Güneş; binaların dışında olma mertebesine erişebilmiş olanların içini doldururken, bir kısmı insan türüne tabi iki yüz kadar canlıyla birlikte bir binaya tıkılmış olan bana sapsarı dişleriyle sırıtıyor. Ona bu kadar yakınken, nasıl olup da bu denli erişilmez olduğunun farkında değil. Dürüst olmam gerekirse; ona ulaşmak beş kat merdiven inip, birkaç adım yürümek kadar basitken neden hala burada oturduğumu ben de bilmiyorum.

‘Krizlerden beslendiğin için olmalı’ diyor tanımadığım öteki ben. Evet,  işler rayından her çıktığında burada olup o mahlûkların çırpınışını seyretmek hoşuma gidiyor. Gerilemeleri, kaybetmeleri beni içten içe mutlu ediyor. Her gün sabah yeniden uyanabilmekten başka gayesi olmayan o güzelim canlılar için hiçbir şey ifade etmeyen bu işleri nasıl da ciddiye alıyorlar? Yüzlerinde anlamsız bir gerginlik ve ciddiyetle bir masanın etrafında oturduklarında dünyayı kurtarmak için çabaladıklarını sanıyorsunuz. Oysaki tek dertleri onlara söylenenleri harfi harfine yapmak ve kendi beyinlerini sonsuza dek bozulmadan korunmak üzere müzeye bağışlamaktır.

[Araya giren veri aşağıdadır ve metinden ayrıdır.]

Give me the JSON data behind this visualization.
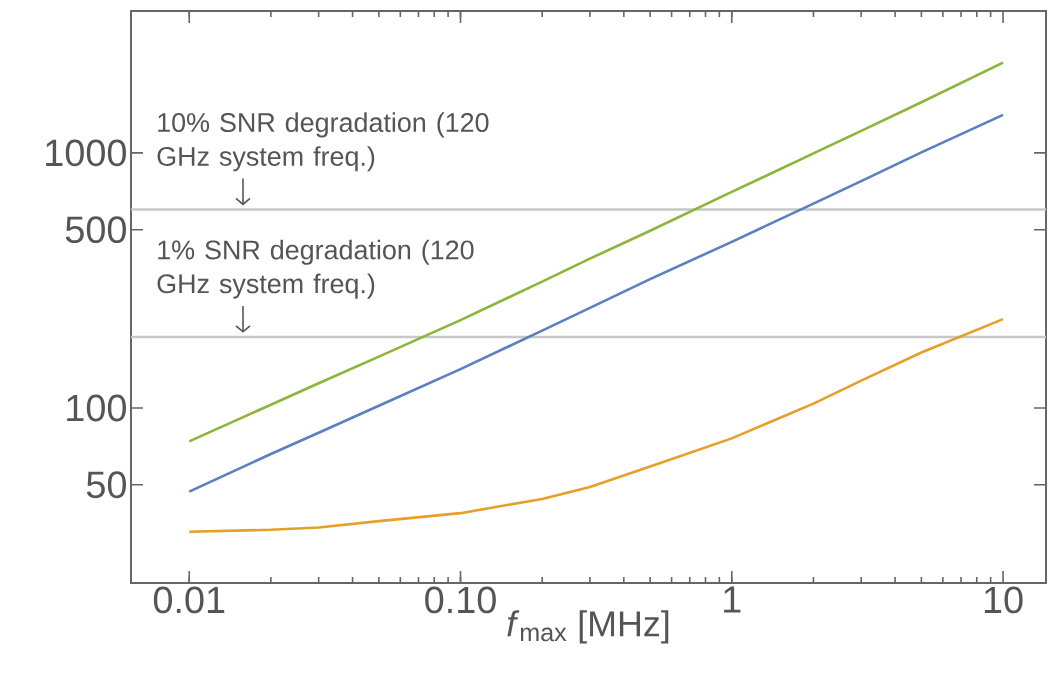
{
  "chart_data": {
    "type": "line",
    "xlabel": "*f*$_{max}$ [MHz]",
    "x": [
      0.01,
      0.02,
      0.03,
      0.05,
      0.1,
      0.2,
      0.3,
      0.5,
      1,
      2,
      3,
      5,
      10
    ],
    "series": [
      {
        "color": "#8db53a",
        "values": [
          74,
          103,
          125,
          159,
          221,
          313,
          385,
          495,
          703,
          995,
          1220,
          1580,
          2260
        ]
      },
      {
        "color": "#5b7fbf",
        "values": [
          47,
          66,
          80,
          102,
          142,
          201,
          247,
          320,
          448,
          633,
          775,
          1005,
          1410
        ]
      },
      {
        "color": "#e69f27",
        "values": [
          32.7,
          33.3,
          34,
          36,
          38.7,
          44,
          49,
          59,
          76,
          104,
          128,
          165,
          223
        ]
      }
    ],
    "log": "xy",
    "xlim": [
      0.0061,
      14.4
    ],
    "ylim": [
      20.6,
      3600
    ],
    "xticks": [
      0.01,
      {
        "value": 0.1,
        "label": "0.10"
      },
      1,
      10
    ],
    "yticks": [
      50,
      100,
      500,
      1000
    ],
    "ref_lines": [
      {
        "axis": "y",
        "value": 600,
        "label": "10% SNR degradation (120 GHz system freq.)",
        "color": "#c8c8c8"
      },
      {
        "axis": "y",
        "value": 190,
        "label": "1% SNR degradation (120 GHz system freq.)",
        "color": "#c8c8c8"
      }
    ]
  }
}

Bunun bir parçası olacaksam da onları ilerlemekten alıkoyan taraf olmayı tercih ettim ben de.  Vicdanımla vedalaşmamak için en azından bu kadarını yapmam gerekirdi.

Ne büyük talihsizlik ki vicdanım kapının eşiğinde, son bir adım kalmış kopup gitmesine. Ayaklarına kapanamıyorum lanet olası bencilliğimden, gitmesin diye yalvarıyorum buğulu gözlerimle. Galiba hayali körlüğüm bir mahlûka dönüşmenin sınırındayken terk ediyor beni. Gözlerim ilk kez gerçekten görebiliyor sizin göremediklerinizi. Gördüklerim karşısında ölme isteği bir kez daha dolduruyor içimi. Yaşamak için sokaktaki taşla top oynayabilmek bile yeterken, o taşı alıp başkasının kafasını ezmeye çalışan mahlûklarla aynı dünyada olmasın istiyorum bu yaşamak.